If I had played music at that volume, my speakers would quite surely have blown up!
I can send you a link to this if you like.
I could not imagine that you, Ken, would in any way be able to hear that tone, or a nasty constant buzzing artifact, if it was inserted at that level under regular music with peaks close to 0 dB.
I've already tried something like this myself, taking a really good recording of Mozart's "Lacrimosa" and mixing it with Dark Funeral, which is fast, pounding black metal, at -80 dB, and I couldn't hear the black metal under the Mozart. If you like, I can send you this.

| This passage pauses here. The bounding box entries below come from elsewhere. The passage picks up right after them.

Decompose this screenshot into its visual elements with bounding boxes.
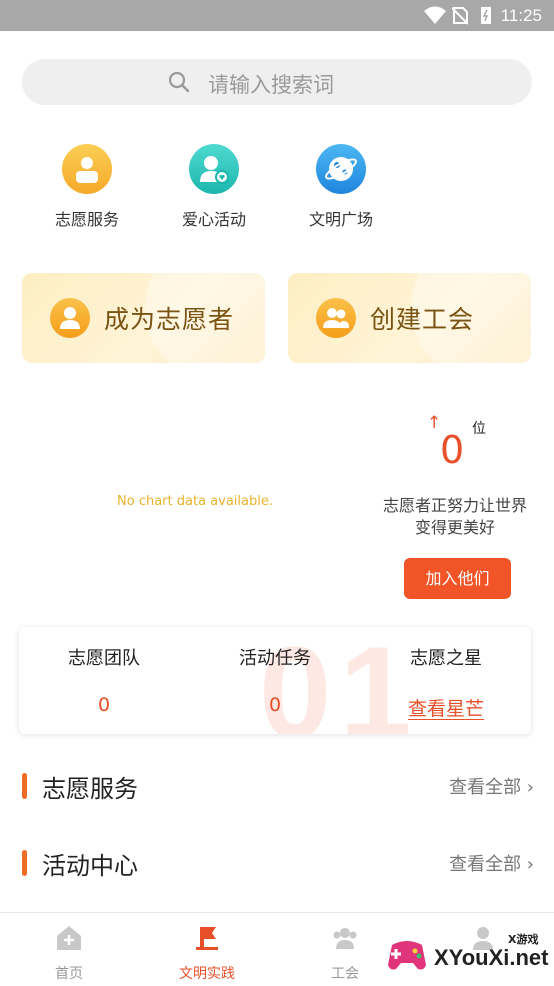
search-placeholder: 请输入搜索词 bbox=[208, 73, 334, 97]
chevron-right-icon: › bbox=[521, 777, 534, 798]
section-volunteer-service: 志愿服务 查看全部 › bbox=[22, 767, 534, 807]
gamepad-logo-icon bbox=[388, 941, 426, 970]
stats-card: 01 志愿团队 0 活动任务 0 志愿之星 查看星芒 bbox=[19, 627, 531, 734]
volunteer-service-icon bbox=[62, 144, 112, 194]
section-view-all-link[interactable]: 查看全部 › bbox=[449, 850, 534, 876]
section-activity-center: 活动中心 查看全部 › bbox=[22, 844, 534, 884]
wifi-icon bbox=[424, 6, 446, 24]
category-civilization-square[interactable]: 文明广场 bbox=[286, 144, 396, 230]
become-volunteer-card[interactable]: 成为志愿者 bbox=[22, 273, 265, 363]
site-watermark: X游戏 XYouXi.net bbox=[380, 923, 554, 985]
home-icon bbox=[57, 926, 81, 950]
tab-label: 首页 bbox=[55, 966, 83, 982]
group-icon bbox=[333, 928, 357, 949]
create-union-card[interactable]: 创建工会 bbox=[288, 273, 531, 363]
create-union-label: 创建工会 bbox=[370, 305, 475, 334]
become-volunteer-label: 成为志愿者 bbox=[104, 305, 235, 334]
category-label: 文明广场 bbox=[308, 210, 373, 229]
search-bar[interactable]: 请输入搜索词 bbox=[22, 59, 532, 105]
view-all-label: 查看全部 bbox=[449, 854, 522, 875]
search-icon bbox=[168, 71, 190, 93]
category-label: 志愿服务 bbox=[54, 210, 119, 229]
view-all-label: 查看全部 bbox=[449, 777, 522, 798]
category-love-activity[interactable]: 爱心活动 bbox=[159, 144, 269, 230]
section-accent-bar bbox=[22, 773, 27, 799]
status-time: 11:25 bbox=[500, 6, 542, 25]
stat-value: 0 bbox=[97, 694, 111, 716]
status-bar: 11:25 bbox=[0, 0, 554, 31]
tab-civilization-practice[interactable]: 文明实践 bbox=[138, 913, 276, 983]
rank-unit: 位 bbox=[472, 421, 486, 437]
rank-value: 0 bbox=[440, 428, 465, 472]
tab-home[interactable]: 首页 bbox=[0, 913, 138, 983]
stat-value: 0 bbox=[268, 694, 282, 716]
section-title: 志愿服务 bbox=[42, 775, 138, 803]
section-accent-bar bbox=[22, 850, 27, 876]
section-view-all-link[interactable]: 查看全部 › bbox=[449, 773, 534, 799]
stat-label: 志愿之星 bbox=[410, 648, 482, 669]
stat-label: 活动任务 bbox=[239, 648, 311, 669]
tab-label: 文明实践 bbox=[179, 966, 235, 982]
volunteer-badge-icon bbox=[50, 298, 90, 338]
love-activity-icon bbox=[189, 144, 239, 194]
civilization-square-icon bbox=[316, 144, 366, 194]
join-button[interactable]: 加入他们 bbox=[404, 558, 511, 599]
stat-volunteer-team[interactable]: 志愿团队 0 bbox=[19, 627, 189, 716]
battery-icon bbox=[481, 7, 491, 24]
stat-volunteer-star: 志愿之星 查看星芒 bbox=[361, 627, 531, 721]
stat-label: 志愿团队 bbox=[68, 648, 140, 669]
watermark-brand-text: XYouXi.net bbox=[434, 945, 549, 970]
no-sim-icon bbox=[452, 7, 468, 25]
union-badge-icon bbox=[316, 298, 356, 338]
chevron-right-icon: › bbox=[521, 854, 534, 875]
view-star-link[interactable]: 查看星芒 bbox=[361, 694, 531, 721]
category-label: 爱心活动 bbox=[181, 210, 246, 229]
stat-activity-task[interactable]: 活动任务 0 bbox=[190, 627, 360, 716]
category-volunteer-service[interactable]: 志愿服务 bbox=[32, 144, 142, 230]
chart-empty-message: No chart data available. bbox=[117, 494, 273, 509]
flag-icon bbox=[196, 927, 218, 950]
section-title: 活动中心 bbox=[42, 852, 138, 880]
rank-message: 志愿者正努力让世界变得更美好 bbox=[382, 496, 527, 537]
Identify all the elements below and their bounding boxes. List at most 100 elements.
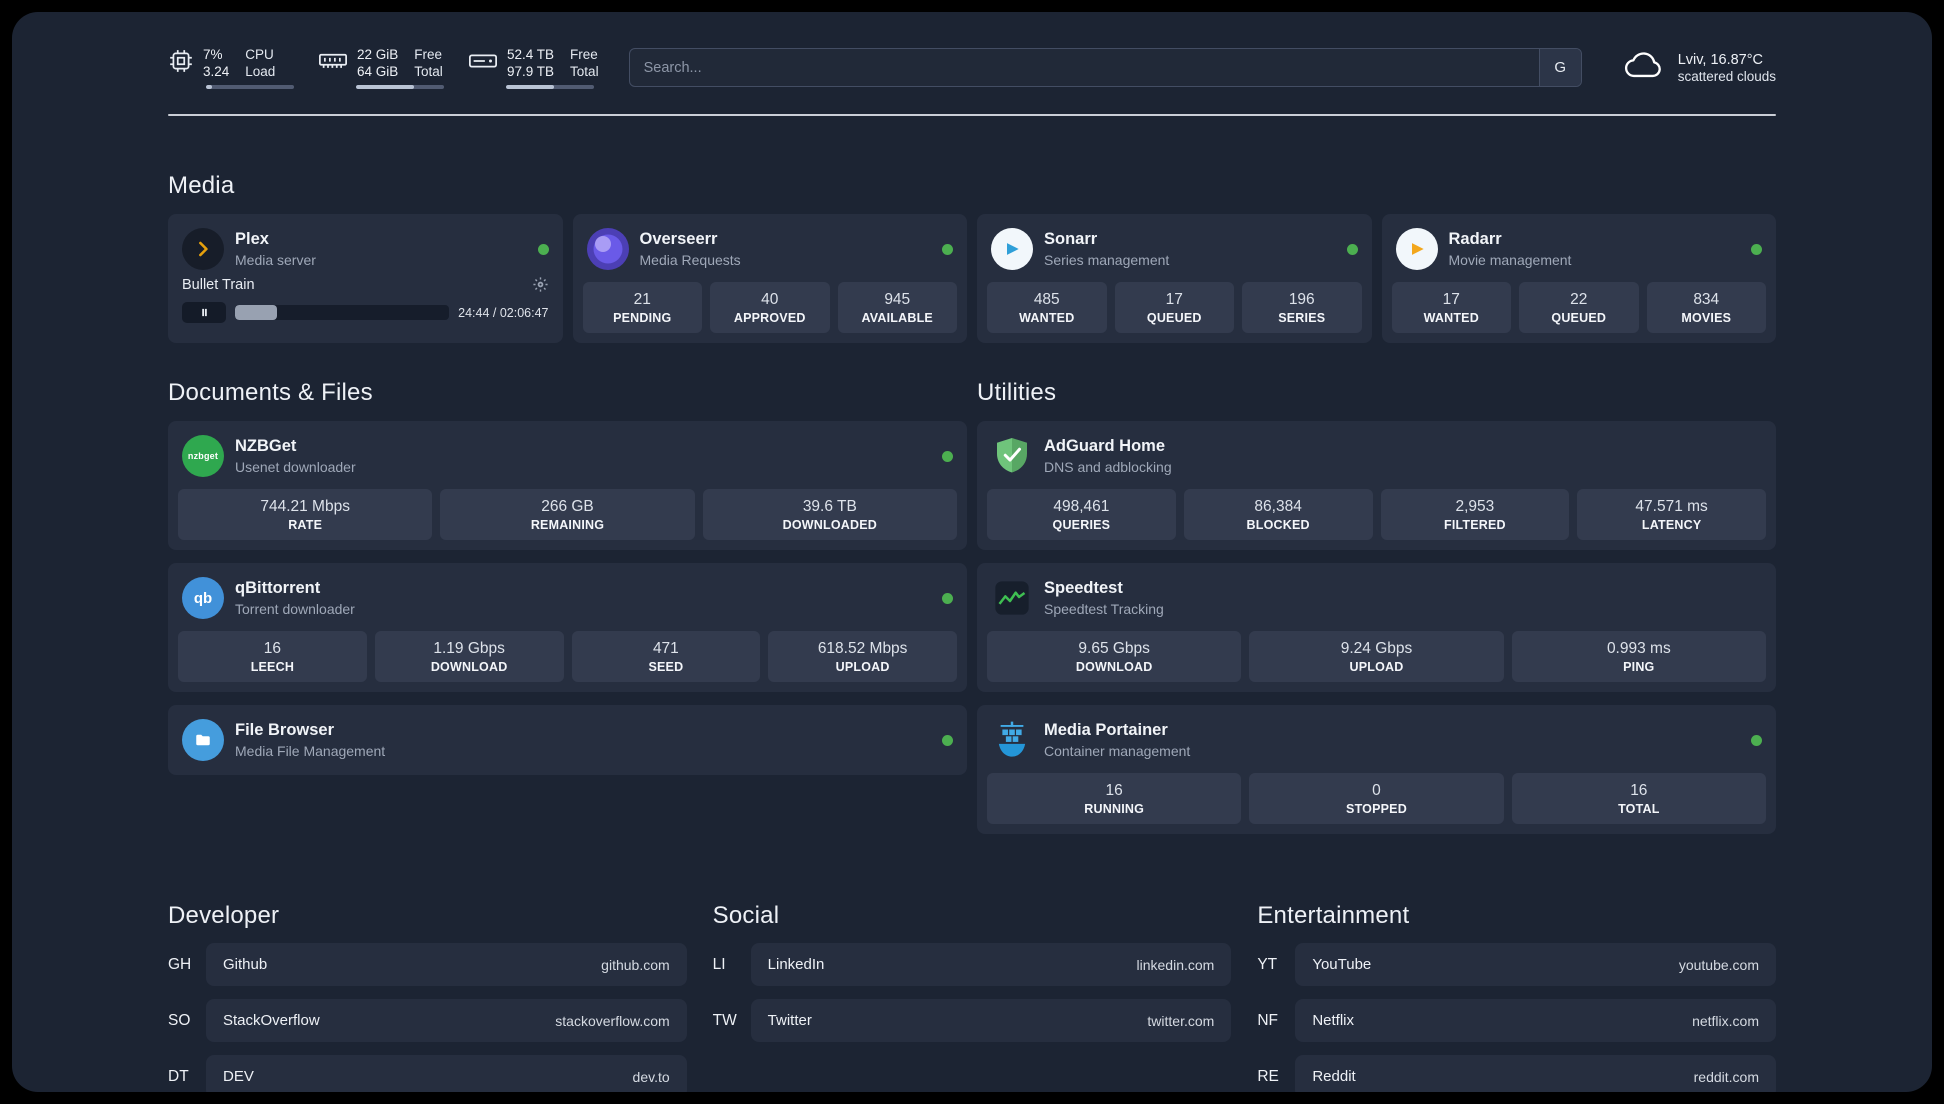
link-abbr: LI (712, 955, 726, 973)
app-titles: Sonarr Series management (1044, 230, 1169, 268)
link-stackoverflow[interactable]: StackOverflow stackoverflow.com (206, 999, 687, 1042)
stat-label: LEECH (250, 660, 295, 674)
ram-total-value: 64 GiB (357, 64, 399, 79)
stat-queued: 17 QUEUED (1114, 282, 1234, 333)
ram-progress-fill (356, 85, 415, 89)
stat-latency: 47.571 ms LATENCY (1577, 489, 1766, 540)
weather-text: Lviv, 16.87°C scattered clouds (1678, 52, 1776, 84)
link-abbr: TW (712, 1011, 737, 1029)
stat-value: 40 (761, 291, 779, 308)
pause-button[interactable] (182, 302, 226, 323)
link-url: netflix.com (1692, 1012, 1759, 1029)
playback-progress-fill (235, 305, 277, 320)
link-twitter[interactable]: Twitter twitter.com (750, 999, 1232, 1042)
link-row-netflix: NF Netflix netflix.com (1257, 999, 1776, 1042)
link-url: linkedin.com (1136, 956, 1215, 973)
app-titles: Radarr Movie management (1449, 230, 1572, 268)
cpu-progress-fill (206, 85, 213, 89)
app-card-sonarr[interactable]: Sonarr Series management 485 WANTED 17 Q… (977, 214, 1372, 343)
app-subtitle: Movie management (1448, 251, 1572, 268)
app-name: Overseerr (639, 230, 718, 249)
status-online-dot (942, 734, 953, 746)
link-row-stackoverflow: SO StackOverflow stackoverflow.com (168, 999, 687, 1042)
app-titles: File Browser Media File Management (235, 721, 385, 759)
app-card-qbittorrent[interactable]: qb qBittorrent Torrent downloader 16 LEE… (168, 563, 967, 692)
app-card-nzbget[interactable]: nzbget NZBGet Usenet downloader 744.21 M… (168, 421, 967, 550)
speedtest-chart-icon (991, 577, 1033, 619)
utilities-column: Utilities AdGuard Home DNS and adblockin… (977, 379, 1776, 834)
cpu-widget: 7% CPU 3.24 Load (168, 46, 294, 89)
disk-total-value: 97.9 TB (507, 64, 555, 79)
social-links: Social LI LinkedIn linkedin.com TW Twitt… (713, 902, 1232, 1092)
stat-value: 9.24 Gbps (1340, 640, 1413, 657)
link-name: StackOverflow (223, 1012, 320, 1029)
link-abbr: SO (168, 1011, 191, 1029)
stat-upload: 9.24 Gbps UPLOAD (1249, 631, 1504, 682)
adguard-shield-icon (991, 435, 1033, 477)
header-divider (168, 114, 1776, 116)
stats-row: 744.21 Mbps RATE 266 GB REMAINING 39.6 T… (178, 489, 957, 540)
link-row-twitter: TW Twitter twitter.com (713, 999, 1232, 1042)
cloud-icon (1622, 50, 1666, 85)
radarr-icon (1395, 228, 1438, 270)
app-name: AdGuard Home (1044, 437, 1166, 456)
stat-total: 16 TOTAL (1511, 773, 1766, 824)
stat-value: 485 (1033, 291, 1060, 308)
app-card-plex[interactable]: Plex Media server Bullet Train 24:44 / 0… (168, 214, 563, 343)
stat-blocked: 86,384 BLOCKED (1183, 489, 1373, 540)
app-name: Sonarr (1044, 230, 1098, 249)
app-card-adguard[interactable]: AdGuard Home DNS and adblocking 498,461 … (977, 421, 1776, 550)
gear-icon[interactable] (532, 276, 549, 293)
app-card-radarr[interactable]: Radarr Movie management 17 WANTED 22 QUE… (1381, 214, 1776, 343)
stat-label: APPROVED (733, 311, 806, 325)
link-abbr: RE (1257, 1067, 1279, 1085)
app-subtitle: Media server (235, 251, 316, 268)
app-card-speedtest[interactable]: Speedtest Speedtest Tracking 9.65 Gbps D… (977, 563, 1776, 692)
filebrowser-icon (182, 719, 224, 761)
card-header: Radarr Movie management (1392, 224, 1767, 274)
link-linkedin[interactable]: LinkedIn linkedin.com (750, 943, 1232, 986)
card-header: Speedtest Speedtest Tracking (987, 573, 1766, 623)
app-card-overseerr[interactable]: Overseerr Media Requests 21 PENDING 40 A… (572, 214, 967, 343)
link-dev[interactable]: DEV dev.to (206, 1055, 687, 1092)
link-reddit[interactable]: Reddit reddit.com (1295, 1055, 1776, 1092)
stat-value: 47.571 ms (1635, 498, 1708, 515)
cpu-readout: 7% CPU 3.24 Load (203, 46, 275, 80)
app-name: Speedtest (1044, 579, 1123, 598)
disk-total-label: Total (570, 64, 599, 79)
stat-label: FILTERED (1443, 518, 1506, 532)
plex-icon (182, 228, 224, 270)
nzbget-icon-text: nzbget (187, 451, 219, 461)
app-card-portainer[interactable]: Media Portainer Container management 16 … (977, 705, 1776, 834)
link-netflix[interactable]: Netflix netflix.com (1295, 999, 1776, 1042)
app-card-filebrowser[interactable]: File Browser Media File Management (168, 705, 967, 775)
link-url: github.com (601, 956, 670, 973)
stat-running: 16 RUNNING (987, 773, 1242, 824)
stat-queued: 22 QUEUED (1519, 282, 1639, 333)
playback-progress-bar[interactable] (235, 305, 450, 320)
card-header: AdGuard Home DNS and adblocking (987, 431, 1766, 481)
stat-value: 834 (1693, 291, 1720, 308)
search-input[interactable] (629, 49, 1539, 86)
stat-wanted: 17 WANTED (1391, 282, 1511, 333)
app-titles: qBittorrent Torrent downloader (235, 579, 355, 617)
ram-icon (318, 48, 348, 79)
developer-links: Developer GH Github github.com SO StackO… (168, 902, 687, 1092)
link-github[interactable]: Github github.com (206, 943, 687, 986)
disk-free-value: 52.4 TB (507, 47, 555, 62)
stat-value: 498,461 (1053, 498, 1110, 515)
link-youtube[interactable]: YouTube youtube.com (1295, 943, 1776, 986)
ram-readout: 22 GiB Free 64 GiB Total (357, 46, 443, 80)
ram-progress-bar (356, 85, 444, 89)
search-bar[interactable]: G (628, 48, 1582, 87)
ram-total-label: Total (414, 64, 443, 79)
stat-value: 945 (884, 291, 911, 308)
stat-stopped: 0 STOPPED (1249, 773, 1504, 824)
app-titles: Speedtest Speedtest Tracking (1044, 579, 1164, 617)
search-engine-button[interactable]: G (1538, 49, 1581, 86)
stat-value: 39.6 TB (802, 498, 857, 515)
dashboard-panel: 7% CPU 3.24 Load 22 GiB Free 64 GiB Tota… (12, 12, 1932, 1092)
link-url: reddit.com (1693, 1068, 1759, 1085)
link-name: Netflix (1312, 1012, 1355, 1029)
now-playing-row: Bullet Train (182, 276, 549, 293)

None of this is meant as a personal attack on you, but unfortunately I find that the people who talk the most about individual hearing abitlities and how they've spent years training their hearing to perfection (and maybe they truly have), and often also say that they don't care how something measures, they only care about how something sounds, are often the ones who are the
least willing to actually listen, and
only listen, and thereby back up their claims with an ABX test - instead prefering to go on and on and on, arguing about how they don't need to prove anything to anyone because they know what they heard, and it was so goddamn obvious - so of course they should be able to ace the ABX test in a few minutes. Yet, they don't.